On the flip side, naturally degrading health can also be a costly concern for retirees, pushing up the need for expensive long-term care. The average cost for a private room at a nursing home is a whopping $91,250 a year — and that is expected to rise 4 percent annually for the next five years, according to Genworth’s 2015 cost of care survey.
Even healthy people can expect to spend a lot on health care in retirement. According to health-care-cost research firm HealthView Services, the average healthy 65-year-old couple that retired in 2015 and is covered by Medicare parts B, D and a supplemental insurance policy will pay $394,954 for premiums, dental, vision, copays and all out-of-pocket costs over the course of their retirement.
With all these financial pressures, it’s no wonder people were thinking of raising their savings as they watched the ball drop. But how can they be sure to stick to their resolutions?
“The most important piece is to make it as easy possible,” said New York City-based financial planner Stacy Francis. “Automatic savings is really the key.”
She recommends the first stop for retirement savings be your company’s 401(k), to which your contributions can be automatically deducted from your paycheck.
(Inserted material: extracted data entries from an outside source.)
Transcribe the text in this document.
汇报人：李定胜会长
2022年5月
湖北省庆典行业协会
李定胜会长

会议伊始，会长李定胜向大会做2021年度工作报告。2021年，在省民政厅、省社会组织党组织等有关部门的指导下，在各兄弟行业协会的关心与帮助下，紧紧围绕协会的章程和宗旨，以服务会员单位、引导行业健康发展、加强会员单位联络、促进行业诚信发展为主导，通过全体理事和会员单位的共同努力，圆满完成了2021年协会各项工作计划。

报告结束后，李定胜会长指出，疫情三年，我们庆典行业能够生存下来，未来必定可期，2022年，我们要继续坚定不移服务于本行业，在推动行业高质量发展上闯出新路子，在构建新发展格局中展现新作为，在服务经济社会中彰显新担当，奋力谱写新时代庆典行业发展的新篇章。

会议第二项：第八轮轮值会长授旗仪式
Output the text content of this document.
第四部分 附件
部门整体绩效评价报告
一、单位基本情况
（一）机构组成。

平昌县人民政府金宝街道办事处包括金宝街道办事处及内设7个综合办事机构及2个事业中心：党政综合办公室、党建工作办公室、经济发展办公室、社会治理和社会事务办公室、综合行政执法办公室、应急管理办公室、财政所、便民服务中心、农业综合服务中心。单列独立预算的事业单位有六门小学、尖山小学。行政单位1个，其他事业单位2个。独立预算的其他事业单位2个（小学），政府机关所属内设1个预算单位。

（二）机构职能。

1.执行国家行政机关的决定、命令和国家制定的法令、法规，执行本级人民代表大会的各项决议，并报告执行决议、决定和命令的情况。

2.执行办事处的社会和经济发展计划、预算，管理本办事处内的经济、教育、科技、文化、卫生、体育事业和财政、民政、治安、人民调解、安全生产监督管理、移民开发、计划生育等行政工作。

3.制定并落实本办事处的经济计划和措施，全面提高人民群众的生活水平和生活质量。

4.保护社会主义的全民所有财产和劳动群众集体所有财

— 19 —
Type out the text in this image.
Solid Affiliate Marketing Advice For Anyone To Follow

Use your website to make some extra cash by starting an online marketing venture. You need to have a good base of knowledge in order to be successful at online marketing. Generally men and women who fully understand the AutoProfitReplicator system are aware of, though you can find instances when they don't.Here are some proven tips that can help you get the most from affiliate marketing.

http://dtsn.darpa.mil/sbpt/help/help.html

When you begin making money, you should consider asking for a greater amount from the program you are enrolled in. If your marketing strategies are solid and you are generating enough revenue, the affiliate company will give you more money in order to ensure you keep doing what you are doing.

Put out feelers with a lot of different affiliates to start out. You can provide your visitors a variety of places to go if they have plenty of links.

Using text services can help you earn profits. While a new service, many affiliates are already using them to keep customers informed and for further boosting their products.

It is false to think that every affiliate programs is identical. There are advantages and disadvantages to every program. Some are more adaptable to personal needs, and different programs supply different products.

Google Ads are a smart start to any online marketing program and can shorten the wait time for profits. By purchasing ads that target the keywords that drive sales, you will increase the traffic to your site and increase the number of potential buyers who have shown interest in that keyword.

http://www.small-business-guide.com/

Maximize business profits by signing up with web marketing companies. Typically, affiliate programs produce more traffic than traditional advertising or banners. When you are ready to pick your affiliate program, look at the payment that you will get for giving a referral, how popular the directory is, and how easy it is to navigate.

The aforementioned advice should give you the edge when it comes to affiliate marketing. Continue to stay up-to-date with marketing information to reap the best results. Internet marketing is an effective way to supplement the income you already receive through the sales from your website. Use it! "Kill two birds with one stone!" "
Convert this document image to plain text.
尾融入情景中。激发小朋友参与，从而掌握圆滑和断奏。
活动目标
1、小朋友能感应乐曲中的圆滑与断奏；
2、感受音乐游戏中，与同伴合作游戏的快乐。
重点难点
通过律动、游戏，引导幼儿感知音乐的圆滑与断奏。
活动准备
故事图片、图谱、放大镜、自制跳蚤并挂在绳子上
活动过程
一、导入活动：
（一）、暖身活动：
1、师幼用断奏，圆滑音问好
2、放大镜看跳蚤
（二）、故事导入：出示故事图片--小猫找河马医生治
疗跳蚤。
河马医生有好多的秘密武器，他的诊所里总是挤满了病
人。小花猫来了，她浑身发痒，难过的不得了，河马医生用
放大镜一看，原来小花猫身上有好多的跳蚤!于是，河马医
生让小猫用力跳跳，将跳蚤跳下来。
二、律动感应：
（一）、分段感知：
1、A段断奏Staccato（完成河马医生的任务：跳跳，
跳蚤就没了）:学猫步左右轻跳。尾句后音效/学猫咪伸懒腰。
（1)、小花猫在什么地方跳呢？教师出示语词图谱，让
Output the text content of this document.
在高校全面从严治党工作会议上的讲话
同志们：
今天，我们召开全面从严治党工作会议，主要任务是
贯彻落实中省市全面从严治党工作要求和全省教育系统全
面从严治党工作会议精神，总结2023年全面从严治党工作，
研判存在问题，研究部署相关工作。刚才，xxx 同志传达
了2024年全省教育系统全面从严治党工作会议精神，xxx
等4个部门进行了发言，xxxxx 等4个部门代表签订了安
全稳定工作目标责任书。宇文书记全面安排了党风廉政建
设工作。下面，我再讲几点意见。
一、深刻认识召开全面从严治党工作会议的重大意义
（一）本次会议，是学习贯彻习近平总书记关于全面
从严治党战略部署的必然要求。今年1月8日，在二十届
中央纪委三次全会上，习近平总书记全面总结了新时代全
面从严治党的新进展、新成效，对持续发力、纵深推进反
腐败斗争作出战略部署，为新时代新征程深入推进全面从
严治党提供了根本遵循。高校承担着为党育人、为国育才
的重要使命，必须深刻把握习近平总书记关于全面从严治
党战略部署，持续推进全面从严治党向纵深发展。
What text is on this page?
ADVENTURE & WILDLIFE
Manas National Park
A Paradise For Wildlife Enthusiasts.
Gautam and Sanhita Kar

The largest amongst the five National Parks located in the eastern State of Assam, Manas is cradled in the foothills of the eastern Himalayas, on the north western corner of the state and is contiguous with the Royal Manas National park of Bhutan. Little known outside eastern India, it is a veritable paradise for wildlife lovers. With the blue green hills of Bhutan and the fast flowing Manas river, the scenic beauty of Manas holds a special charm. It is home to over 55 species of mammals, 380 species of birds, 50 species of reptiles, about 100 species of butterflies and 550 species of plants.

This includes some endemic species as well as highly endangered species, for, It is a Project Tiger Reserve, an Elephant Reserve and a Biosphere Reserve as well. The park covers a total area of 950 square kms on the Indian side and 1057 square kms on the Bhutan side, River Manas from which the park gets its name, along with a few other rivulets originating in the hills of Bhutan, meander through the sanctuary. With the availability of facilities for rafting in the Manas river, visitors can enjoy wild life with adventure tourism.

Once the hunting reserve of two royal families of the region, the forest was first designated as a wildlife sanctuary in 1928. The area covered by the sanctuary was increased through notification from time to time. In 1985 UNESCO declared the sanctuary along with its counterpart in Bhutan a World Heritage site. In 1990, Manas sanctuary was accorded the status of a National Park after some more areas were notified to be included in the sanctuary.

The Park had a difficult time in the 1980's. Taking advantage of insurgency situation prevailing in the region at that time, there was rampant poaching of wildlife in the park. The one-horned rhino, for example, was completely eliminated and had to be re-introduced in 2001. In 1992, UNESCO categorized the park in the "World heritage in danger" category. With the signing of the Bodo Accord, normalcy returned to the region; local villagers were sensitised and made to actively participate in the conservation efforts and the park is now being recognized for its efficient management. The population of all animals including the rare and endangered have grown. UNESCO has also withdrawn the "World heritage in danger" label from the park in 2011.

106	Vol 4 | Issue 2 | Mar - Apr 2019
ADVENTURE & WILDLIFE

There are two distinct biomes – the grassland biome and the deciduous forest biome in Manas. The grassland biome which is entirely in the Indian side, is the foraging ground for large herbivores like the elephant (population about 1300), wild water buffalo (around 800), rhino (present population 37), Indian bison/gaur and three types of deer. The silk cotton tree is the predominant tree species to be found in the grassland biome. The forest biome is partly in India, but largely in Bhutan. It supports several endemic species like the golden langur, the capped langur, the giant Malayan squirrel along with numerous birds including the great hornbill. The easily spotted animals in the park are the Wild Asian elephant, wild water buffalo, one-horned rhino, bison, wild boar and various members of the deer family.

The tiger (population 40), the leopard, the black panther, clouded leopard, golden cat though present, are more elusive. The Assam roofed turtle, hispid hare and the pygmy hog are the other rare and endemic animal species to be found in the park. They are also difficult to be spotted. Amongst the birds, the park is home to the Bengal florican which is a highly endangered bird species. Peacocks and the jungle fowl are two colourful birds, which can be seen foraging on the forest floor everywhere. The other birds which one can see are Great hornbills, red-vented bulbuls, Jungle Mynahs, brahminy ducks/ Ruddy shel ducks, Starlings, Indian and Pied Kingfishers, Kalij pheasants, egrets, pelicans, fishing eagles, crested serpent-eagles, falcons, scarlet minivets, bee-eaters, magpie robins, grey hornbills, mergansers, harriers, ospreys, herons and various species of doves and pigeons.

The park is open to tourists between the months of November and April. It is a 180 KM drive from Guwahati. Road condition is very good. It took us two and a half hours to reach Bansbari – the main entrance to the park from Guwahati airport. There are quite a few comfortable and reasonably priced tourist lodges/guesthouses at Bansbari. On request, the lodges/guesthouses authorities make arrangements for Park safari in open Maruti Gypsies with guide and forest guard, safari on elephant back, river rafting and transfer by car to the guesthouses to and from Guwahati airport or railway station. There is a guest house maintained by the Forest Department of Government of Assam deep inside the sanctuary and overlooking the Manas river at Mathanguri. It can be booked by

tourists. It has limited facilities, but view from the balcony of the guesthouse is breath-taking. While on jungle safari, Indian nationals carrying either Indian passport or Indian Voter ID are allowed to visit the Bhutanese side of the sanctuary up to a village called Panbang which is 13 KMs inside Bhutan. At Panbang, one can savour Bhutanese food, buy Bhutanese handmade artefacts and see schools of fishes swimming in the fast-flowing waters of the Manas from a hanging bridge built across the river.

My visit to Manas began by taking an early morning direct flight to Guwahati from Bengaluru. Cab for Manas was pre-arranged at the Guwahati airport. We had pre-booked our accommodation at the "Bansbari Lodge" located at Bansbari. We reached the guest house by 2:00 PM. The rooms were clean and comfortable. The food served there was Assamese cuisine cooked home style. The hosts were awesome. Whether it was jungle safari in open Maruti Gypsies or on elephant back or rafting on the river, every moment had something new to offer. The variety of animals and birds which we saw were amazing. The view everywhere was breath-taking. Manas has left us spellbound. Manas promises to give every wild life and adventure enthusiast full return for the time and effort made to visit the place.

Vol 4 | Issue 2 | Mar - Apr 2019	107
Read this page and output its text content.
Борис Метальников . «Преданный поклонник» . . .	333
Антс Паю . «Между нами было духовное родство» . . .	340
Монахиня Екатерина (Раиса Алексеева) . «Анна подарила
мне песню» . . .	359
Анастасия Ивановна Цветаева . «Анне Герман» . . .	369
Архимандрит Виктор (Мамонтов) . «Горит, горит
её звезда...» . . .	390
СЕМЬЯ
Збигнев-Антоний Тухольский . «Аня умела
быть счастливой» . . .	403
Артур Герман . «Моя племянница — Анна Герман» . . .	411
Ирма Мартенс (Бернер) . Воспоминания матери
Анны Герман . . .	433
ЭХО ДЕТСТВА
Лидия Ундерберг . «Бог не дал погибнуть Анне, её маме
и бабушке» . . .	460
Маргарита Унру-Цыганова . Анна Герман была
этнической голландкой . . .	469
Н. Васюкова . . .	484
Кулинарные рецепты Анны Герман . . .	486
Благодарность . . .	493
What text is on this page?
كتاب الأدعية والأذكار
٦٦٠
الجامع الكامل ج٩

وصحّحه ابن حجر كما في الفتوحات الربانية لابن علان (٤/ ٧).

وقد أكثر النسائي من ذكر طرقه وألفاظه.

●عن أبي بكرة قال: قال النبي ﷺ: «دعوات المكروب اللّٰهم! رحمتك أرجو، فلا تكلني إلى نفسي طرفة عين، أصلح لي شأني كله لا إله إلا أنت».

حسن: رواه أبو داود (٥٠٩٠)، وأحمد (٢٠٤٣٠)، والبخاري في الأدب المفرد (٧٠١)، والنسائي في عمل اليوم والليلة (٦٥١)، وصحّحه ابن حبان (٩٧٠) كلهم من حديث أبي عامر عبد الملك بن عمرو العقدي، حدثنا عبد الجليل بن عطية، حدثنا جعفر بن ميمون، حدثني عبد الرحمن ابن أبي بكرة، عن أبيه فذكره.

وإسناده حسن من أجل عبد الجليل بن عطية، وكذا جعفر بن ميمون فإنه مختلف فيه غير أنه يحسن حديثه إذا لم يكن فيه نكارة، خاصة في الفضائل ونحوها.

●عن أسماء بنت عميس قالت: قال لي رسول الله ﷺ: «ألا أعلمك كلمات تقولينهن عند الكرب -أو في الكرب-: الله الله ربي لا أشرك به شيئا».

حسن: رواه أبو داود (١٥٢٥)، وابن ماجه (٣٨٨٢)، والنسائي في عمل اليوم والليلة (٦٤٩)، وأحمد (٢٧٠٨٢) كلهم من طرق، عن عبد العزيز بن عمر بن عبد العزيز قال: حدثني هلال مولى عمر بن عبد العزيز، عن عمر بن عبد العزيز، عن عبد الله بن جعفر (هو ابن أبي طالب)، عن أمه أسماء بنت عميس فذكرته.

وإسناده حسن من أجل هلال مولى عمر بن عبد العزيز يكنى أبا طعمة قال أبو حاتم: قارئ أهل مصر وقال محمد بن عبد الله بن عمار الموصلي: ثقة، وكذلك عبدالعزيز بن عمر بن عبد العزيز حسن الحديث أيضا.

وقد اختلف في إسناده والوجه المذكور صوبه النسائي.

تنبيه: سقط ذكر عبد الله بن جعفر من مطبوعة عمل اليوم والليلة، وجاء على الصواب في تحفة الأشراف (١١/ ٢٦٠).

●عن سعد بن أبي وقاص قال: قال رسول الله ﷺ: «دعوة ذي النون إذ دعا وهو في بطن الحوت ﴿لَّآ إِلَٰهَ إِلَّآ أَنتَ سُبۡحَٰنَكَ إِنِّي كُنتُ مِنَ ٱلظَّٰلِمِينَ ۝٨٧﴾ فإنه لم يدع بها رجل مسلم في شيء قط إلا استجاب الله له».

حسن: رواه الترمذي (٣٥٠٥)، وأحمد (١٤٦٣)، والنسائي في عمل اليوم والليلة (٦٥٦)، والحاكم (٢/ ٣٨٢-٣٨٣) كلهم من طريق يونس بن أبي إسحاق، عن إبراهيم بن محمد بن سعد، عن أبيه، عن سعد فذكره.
Next, consider saving in an individual retirement account and setting up regular payments to it from your checking account.
In 2016, the maximum you can contribute to a 401(k) is $18,000, plus an extra $6,000 if you’re age 50 or older, and you can contribute up to $5,500 to an IRA, or $6,500 if you’re age 50 or older.
If you can save more than those maximums, Francis recommends next saving for retirement in a taxable account that is not easy to access, like a general brokerage account, for example, so you don’t get tempted to spend those funds before you retire.
Another way to ensure you follow through on your resolutions to save more all year long is to regularly review your finances—which is the second-most popular resolution, anyway.
Both Francis and Alderson meet with their clients on a quarterly basis. Francis likes to go over her clients’ financials with a custom map. “They can visually see their goals and progress, which makes [their finances] much more tangible,” she said. “Most of our clients like to be able to check things off and get that rush of accomplishment.”
Regardless of whether you work with a professional, Francis suggests scheduling when you’ll go over your finances ahead of time and teaming up with a friend to help motivate you. If you’re married, you can make financial dates with your partner. If you’re single, she recommends finding a “finance buddy.”
“Having that accountability partner, you’re going to show up. You may not do that for yourself,” she said. “It’s the same as running buddies.”
Just be sure not to go overboard with your reviews. Obsessively checking your portfolio and following market movements may cause you to trade hyperactively and overreact to the news of the day. “This unhealthy behavior will do nothing for you in the long run except lead you to make really dangerous decisions with your portfolio,” Francis said.
“You’re no longer looking down the line at your long-term horizon and only looking at what’s going on today. If you sell when the market goes down, you lock in your losses for life, and it’s very hard to recover.”
Also, be specific with your goals. Instead of resolving generally that you’re going to save more, plot out how much you plan to save for the year and work out the dollar amount that you need to put away each month to meet that target.
“Keep it simple; keep it attainable,” said Francis. “That is what’s really important to make that long-lasting commitment really happen.”
DeVere surveyed 655 clients, between age 25 and 70, over the last two months of 2015 in the United States, the United Kingdom, South Africa, Hong Kong, Spain, Germany, Switzerland, Qatar and the United Arab Emirates.